ZFS on Linux and MySQLYves Trudeau
I am currently working with a large customer and I am involved with servers located in two data centers, one with Solaris servers and the other one with Linux servers. The Solaris side is cleverly setup using zones and ZFS and this provides a very low virtualization overhead. I learned quite a lot about these technologies while looking at this, thanks to Corey Mosher.
On the Linux side, we recently deployed a pair on servers for backup purpose, boxes with 64 300GB SAS drives, 3 raid controllers and 192GB of RAM. These servers will run a few slave instances each of production database servers and will perform the backups. The write load is not excessive so a single server can easily handle the write load of all the MySQL instances. The original idea was to configure them with raid-10 + LVM, making sure to stripe the LV when we need to and align the partition correctly.
We got decent tpcc performance, nearly 37k NoTPM using 5.6.11 and xfs. Then, since ZFS on Linux is available and there is in house ZFS knowledge, we decided to reconfigure one of the server and give ZFS a try. So I trashed the raid-10 arrays, configure JBODs and gave all those drives to ZFS (30 mirrors + spares + OS partition mirror) and I limited the ARC size to 4GB. I don’t want to start a war but ZFS performance level was less than half of xfs for the tpcc test and that’s maybe just normal. We didn’t try too hard to get better performance because we already had more than enough for our purpose and some ZFS features are just too useful for backups (most apply also for btrfs). Let’s review them.

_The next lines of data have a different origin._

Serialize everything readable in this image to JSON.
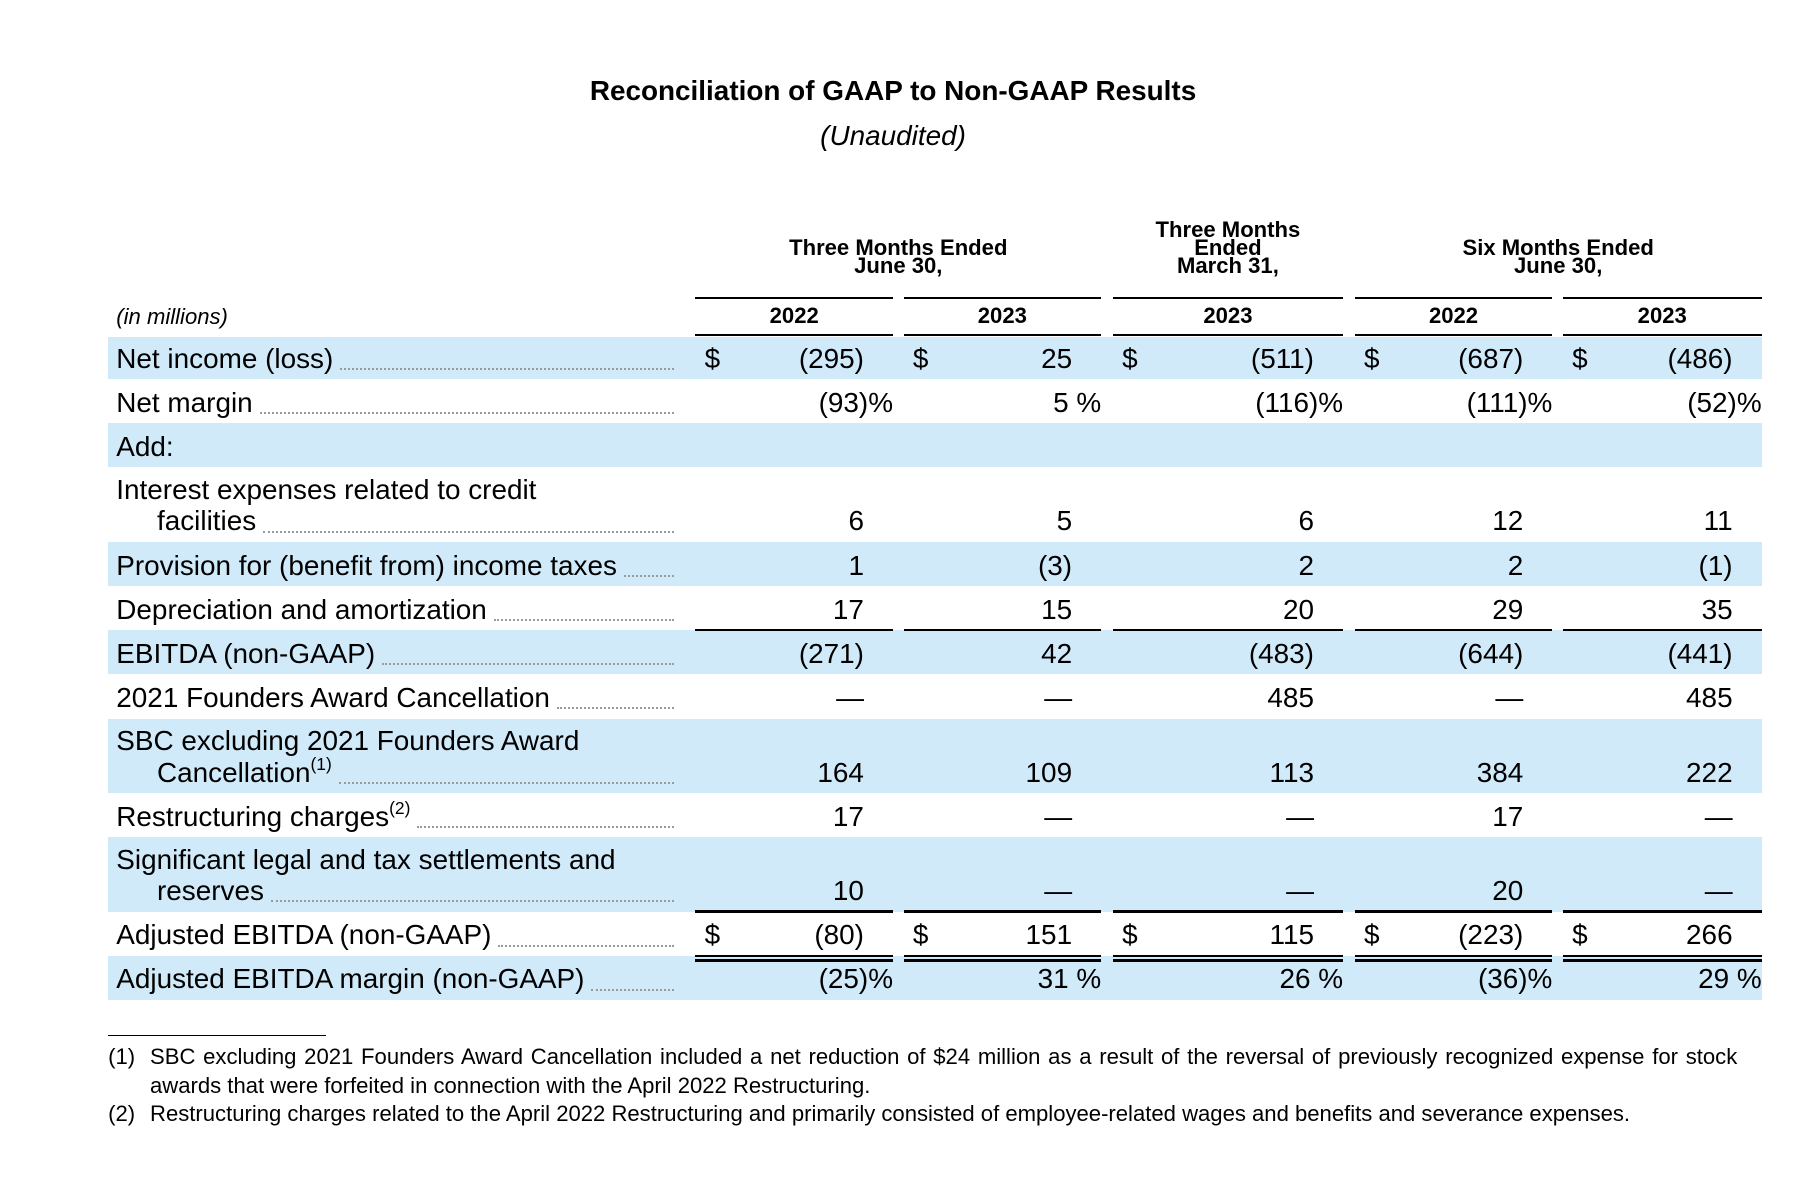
{
  "header": {
    "title": "Reconciliation of GAAP to Non-GAAP Results",
    "subtitle": "(Unaudited)"
  },
  "table": {
    "unit_label": "(in millions)",
    "column_groups": [
      {
        "label": [
          "Three Months Ended",
          "June 30,"
        ],
        "years": [
          "2022",
          "2023"
        ]
      },
      {
        "label": [
          "Three Months",
          "Ended",
          "March 31,"
        ],
        "years": [
          "2023"
        ]
      },
      {
        "label": [
          "Six Months Ended",
          "June 30,"
        ],
        "years": [
          "2022",
          "2023"
        ]
      }
    ],
    "rows": [
      {
        "label": [
          "Net income (loss)"
        ],
        "currency": "$",
        "values": [
          "(295)",
          "25",
          "(511)",
          "(687)",
          "(486)"
        ]
      },
      {
        "label": [
          "Net margin"
        ],
        "values": [
          "(93)%",
          "5 %",
          "(116)%",
          "(111)%",
          "(52)%"
        ]
      },
      {
        "label": [
          "Add:"
        ]
      },
      {
        "label": [
          "Interest expenses related to credit",
          "facilities"
        ],
        "values": [
          "6",
          "5",
          "6",
          "12",
          "11"
        ]
      },
      {
        "label": [
          "Provision for (benefit from) income taxes"
        ],
        "values": [
          "1",
          "(3)",
          "2",
          "2",
          "(1)"
        ]
      },
      {
        "label": [
          "Depreciation and amortization"
        ],
        "values": [
          "17",
          "15",
          "20",
          "29",
          "35"
        ]
      },
      {
        "label": [
          "EBITDA (non-GAAP)"
        ],
        "values": [
          "(271)",
          "42",
          "(483)",
          "(644)",
          "(441)"
        ]
      },
      {
        "label": [
          "2021 Founders Award Cancellation"
        ],
        "values": [
          "—",
          "—",
          "485",
          "—",
          "485"
        ]
      },
      {
        "label": [
          "SBC excluding 2021 Founders Award",
          "Cancellation"
        ],
        "note": "(1)",
        "values": [
          "164",
          "109",
          "113",
          "384",
          "222"
        ]
      },
      {
        "label": [
          "Restructuring charges"
        ],
        "note": "(2)",
        "values": [
          "17",
          "—",
          "—",
          "17",
          "—"
        ]
      },
      {
        "label": [
          "Significant legal and tax settlements and",
          "reserves"
        ],
        "values": [
          "10",
          "—",
          "—",
          "20",
          "—"
        ]
      },
      {
        "label": [
          "Adjusted EBITDA (non-GAAP)"
        ],
        "currency": "$",
        "values": [
          "(80)",
          "151",
          "115",
          "(223)",
          "266"
        ]
      },
      {
        "label": [
          "Adjusted EBITDA margin (non-GAAP)"
        ],
        "values": [
          "(25)%",
          "31 %",
          "26 %",
          "(36)%",
          "29 %"
        ]
      }
    ]
  },
  "footnotes": [
    {
      "marker": "(1)",
      "text": "SBC excluding 2021 Founders Award Cancellation included a net reduction of $24 million as a result of the reversal of previously recognized expense for stock awards that were forfeited in connection with the April 2022 Restructuring."
    },
    {
      "marker": "(2)",
      "text": "Restructuring charges related to the April 2022 Restructuring and primarily consisted of employee-related wages and benefits and severance expenses."
    }
  ]
}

ZFS does snapshot, like LVM but… since it is a copy on write filesystem, the snapshots are free, no performance penalty. You can easily run a server with hundreds of snapshots. With LVM, your IO performance drops to 33% after the first snapshot so keeping a large number of snapshots running is simply not an option. With ZFS you can easily have:
- one snapshot per day for the last 30 days
- one snapshot per hour for the last 2 days
- one snapshot per 5min for the last 2 hours
and that will be perfectly fine. Since starting a snapshot take less than a second, you could even be more zealous. Pretty interesting to speed up point in time recovery when you dataset is 700GB. If you google a bit with “zfs snapshot script” you’ll many scripts ready for the task. Snapshots work best with InnoDB, with MyISAM you’ll have to start the snapshot while holding a “flush tables with read lock” and the flush operation will take some time to complete.

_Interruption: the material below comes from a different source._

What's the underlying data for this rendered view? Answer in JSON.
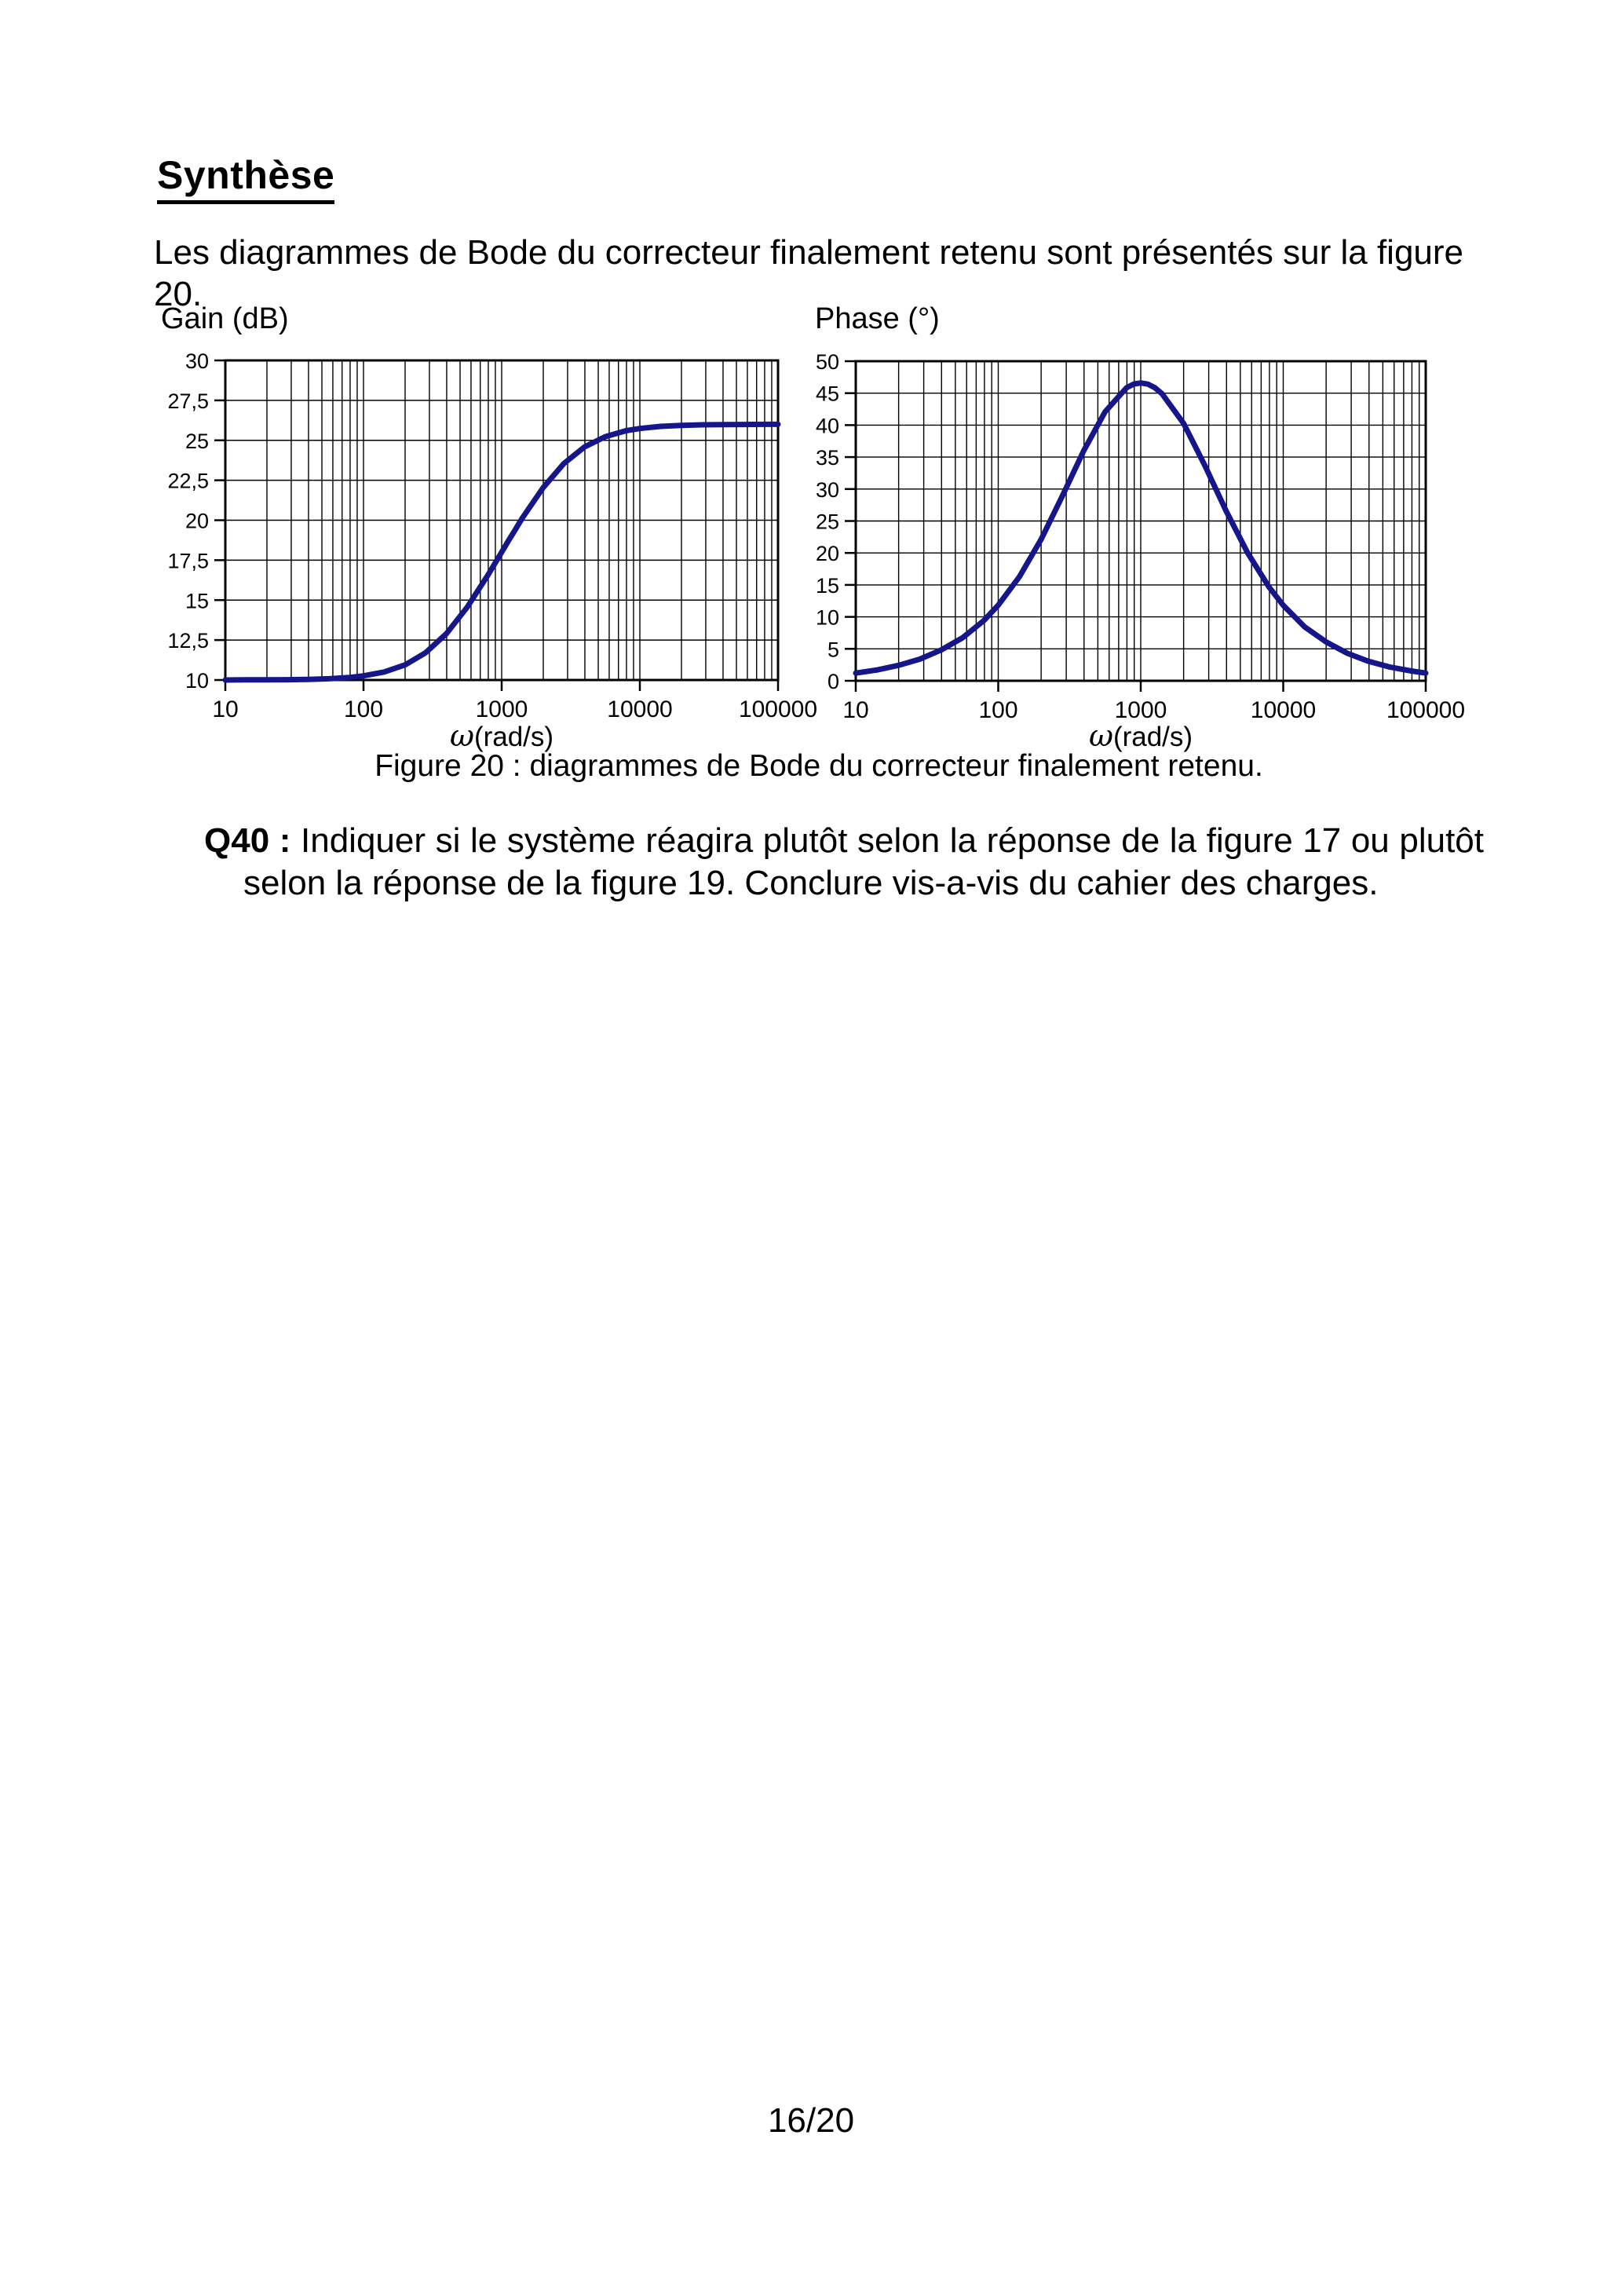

ZFS can compress data on the fly and it is surprisingly cheap. In fact the best tpcc results I got were when using compression. I still have to explain this, maybe it is related to better raid controller write cache use. Even the fairly slow gzip-1 mode works well. The tpcc database, which contains a lot of random data that doesn’t compress well showed a compression ration of 1.70 with gzip-1. Real data will compress much more. That gives us much more disk space than we expected so even more snapshots!
With ZFS each record on disk has a checksum. If a cosmic ray flip a bit on a drive, instead of crashing InnoDB, it will be caught by ZFS and the data will be read from the other drive in the mirror.
Better availability and disk usage
On purpose, I allocated mirror pairs using drives from different controllers. That way, if a controller dies, the storage will still be working. Also, instead of having 1 or 2 spare drives per controller, I have 2 for the whole setup. A small but yet interesting saving.
All put together, ZFS on Linux is a very interesting solution for MySQL backup servers. All backup solutions have an impact on performance with ZFS the impact is up front and the backups are almost free.